ECEESPE2025 Poster Presentations Pituitary, Neuroendocrinology and Puberty (162 abstracts)

A mouse luteinizing hormone-blocking monoclonal antibody; development and in vivo proof of blocking capacity

Ida Marie Boisen ¹ , Benedicte Probst-Drejer ¹ , Nadia Krarup Knudsen ¹ , Hanne Frederiksen ² , Anders Juul ² , Anne Jørgensen ¹ & Martin Blomberg Jensen ¹

Author affiliations

¹Copenhagen University Hospital, Herlev-Gentofte, Department Endocrinology and Internal Medicine, Herlev, Denmark; ²Rigshospitalet, Department Growth and Reproduction, Copenhagen, Denmark

JOINT1258

Introduction: To examine the effect of blocking Luteinizing hormone (LH) in several endocrine disorders, a mouse monoclonal antibody against the β-subunit of LH was developed. Here, the in vitro and in vivo validation of the LHβ-specific antibody is presented.

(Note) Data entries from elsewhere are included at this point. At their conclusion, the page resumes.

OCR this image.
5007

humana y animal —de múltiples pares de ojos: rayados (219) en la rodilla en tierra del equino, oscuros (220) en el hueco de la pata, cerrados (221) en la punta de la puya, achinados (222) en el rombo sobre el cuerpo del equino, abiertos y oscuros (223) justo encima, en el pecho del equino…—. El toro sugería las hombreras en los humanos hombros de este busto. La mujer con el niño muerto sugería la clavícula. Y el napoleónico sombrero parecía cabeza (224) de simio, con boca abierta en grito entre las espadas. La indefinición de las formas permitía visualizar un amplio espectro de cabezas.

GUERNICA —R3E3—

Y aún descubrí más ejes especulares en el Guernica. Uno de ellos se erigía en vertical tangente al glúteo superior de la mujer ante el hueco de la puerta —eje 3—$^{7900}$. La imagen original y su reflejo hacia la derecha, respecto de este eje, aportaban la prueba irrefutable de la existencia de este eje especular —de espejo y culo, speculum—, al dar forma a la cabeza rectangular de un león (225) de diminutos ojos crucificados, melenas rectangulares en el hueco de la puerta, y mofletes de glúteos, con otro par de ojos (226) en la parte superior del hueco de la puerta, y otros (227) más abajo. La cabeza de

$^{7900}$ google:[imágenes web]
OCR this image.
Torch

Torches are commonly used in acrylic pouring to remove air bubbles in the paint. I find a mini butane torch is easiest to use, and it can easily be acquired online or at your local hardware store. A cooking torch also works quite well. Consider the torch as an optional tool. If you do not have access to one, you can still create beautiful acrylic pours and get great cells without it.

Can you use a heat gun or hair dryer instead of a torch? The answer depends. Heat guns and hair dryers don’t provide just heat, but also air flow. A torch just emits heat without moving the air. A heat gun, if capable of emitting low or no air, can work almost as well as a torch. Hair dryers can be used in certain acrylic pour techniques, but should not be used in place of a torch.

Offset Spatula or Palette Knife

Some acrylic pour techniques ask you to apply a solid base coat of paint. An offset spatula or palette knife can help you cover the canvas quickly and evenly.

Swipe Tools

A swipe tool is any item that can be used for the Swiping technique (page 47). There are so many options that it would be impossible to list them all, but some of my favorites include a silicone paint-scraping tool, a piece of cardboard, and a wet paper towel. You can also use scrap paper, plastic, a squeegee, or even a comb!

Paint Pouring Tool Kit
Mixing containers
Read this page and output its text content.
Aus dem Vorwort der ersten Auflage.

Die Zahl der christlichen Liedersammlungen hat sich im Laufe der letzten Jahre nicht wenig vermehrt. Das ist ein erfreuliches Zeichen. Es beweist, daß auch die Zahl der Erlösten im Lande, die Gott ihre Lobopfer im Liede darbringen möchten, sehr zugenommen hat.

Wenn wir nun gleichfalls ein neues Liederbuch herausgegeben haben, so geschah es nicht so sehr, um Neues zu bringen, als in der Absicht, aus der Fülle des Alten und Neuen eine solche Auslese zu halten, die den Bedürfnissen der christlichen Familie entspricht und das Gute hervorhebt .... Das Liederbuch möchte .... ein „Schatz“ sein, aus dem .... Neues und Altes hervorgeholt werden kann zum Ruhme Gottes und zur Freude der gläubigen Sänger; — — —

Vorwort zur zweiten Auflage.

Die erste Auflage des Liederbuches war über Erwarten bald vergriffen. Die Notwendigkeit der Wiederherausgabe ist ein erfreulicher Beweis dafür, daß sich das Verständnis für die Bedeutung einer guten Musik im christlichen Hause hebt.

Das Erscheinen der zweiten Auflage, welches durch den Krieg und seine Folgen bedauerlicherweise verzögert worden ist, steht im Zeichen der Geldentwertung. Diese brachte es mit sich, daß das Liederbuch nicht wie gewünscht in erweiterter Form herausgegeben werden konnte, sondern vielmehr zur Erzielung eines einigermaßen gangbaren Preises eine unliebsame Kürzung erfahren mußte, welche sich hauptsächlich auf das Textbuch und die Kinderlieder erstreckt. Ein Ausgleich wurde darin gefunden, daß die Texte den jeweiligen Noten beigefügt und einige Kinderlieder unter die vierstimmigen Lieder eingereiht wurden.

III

Materials and Methods: The LHβ-specific antibody was generated by immunizing mice using a recombinant protein fragment corresponding to amino acids S21-L141aa of mouse LH. For in vitro validation of the LHβ-antibody we used enzyme-linked immunosorbent assay (ELISA) and immunohistochemistry (IHC). For in vivo validation of the blocking capacity of the LHβ-antibody, male mice were treated with vehicle, GnRH agonist (Leuprorelin, 1.5 mg/kg), or co-treated with GnRH agonist + LHβ antibody (0.2 mg). The GnRH agonist were injection on day 2 and 4, whereas the LHβ antibody was injected on day 1-4 or 1+3. LH levels were measured on day 2, 4 and 5 with ELISA and testosterone levels were measured on day 2 and 5 with liquid chromatography– tandem mass spectrometry (LC-MS/MS). To examine whether the LHβ antibody was also efficient in blocking high LH levels, ovariectomized (OVX) mice were treated with vehicle or LHβ antibody on day 1-4 (0.2 mg). Blood samples were taken on day 2,4, and 5.

Results: The LHβ-antibody bound the LH peptide fragment (S21-L141aa) in an ELISA where a goat anti-mouse IgG was used to detect the bound complexes. Additionally, the antibody against the LHβ-subunit specifically stained the gonadotropic cells in the mouse pituitary. To prove the blocking capacity in vivo, i.e., whether the LHβ-subunit antibody can block LH-signaling we utilized the fact that a GnRH agonist in male mice initially induces high LH levels and subsequently high testosterone levels. Treatment with LHβ antibody completely reduced LH in all groups at all timepoints. At day 5, LH and testosterone was induced with the GnRH agonist alone compared with vehicle (2.3 vs 0.2 ng/ml and 64 vs. 7 nmol/l, respectively). Compared with the GnRH agonist alone co-treatment with the LHβ antibody on day 1-4 completely abolished LH and testosterone levels on day 5 (2.3 vs 0.02 ng/ml and 64 vs 1.3 nmol/l, respectively). The LHβ antibody was also efficient in blocking the high LH levels in OVX mice (vehicle=17.3 vs. LHβ antibody= 0.1 ng/ml).

Conclusion: A specific LH-blocking antibody was successfully generated, and its blocking capacity was demonstrated in vivo. In subsequent studies the possible non-gonadal effects of LH will be investigated using this LH-blocking antibody.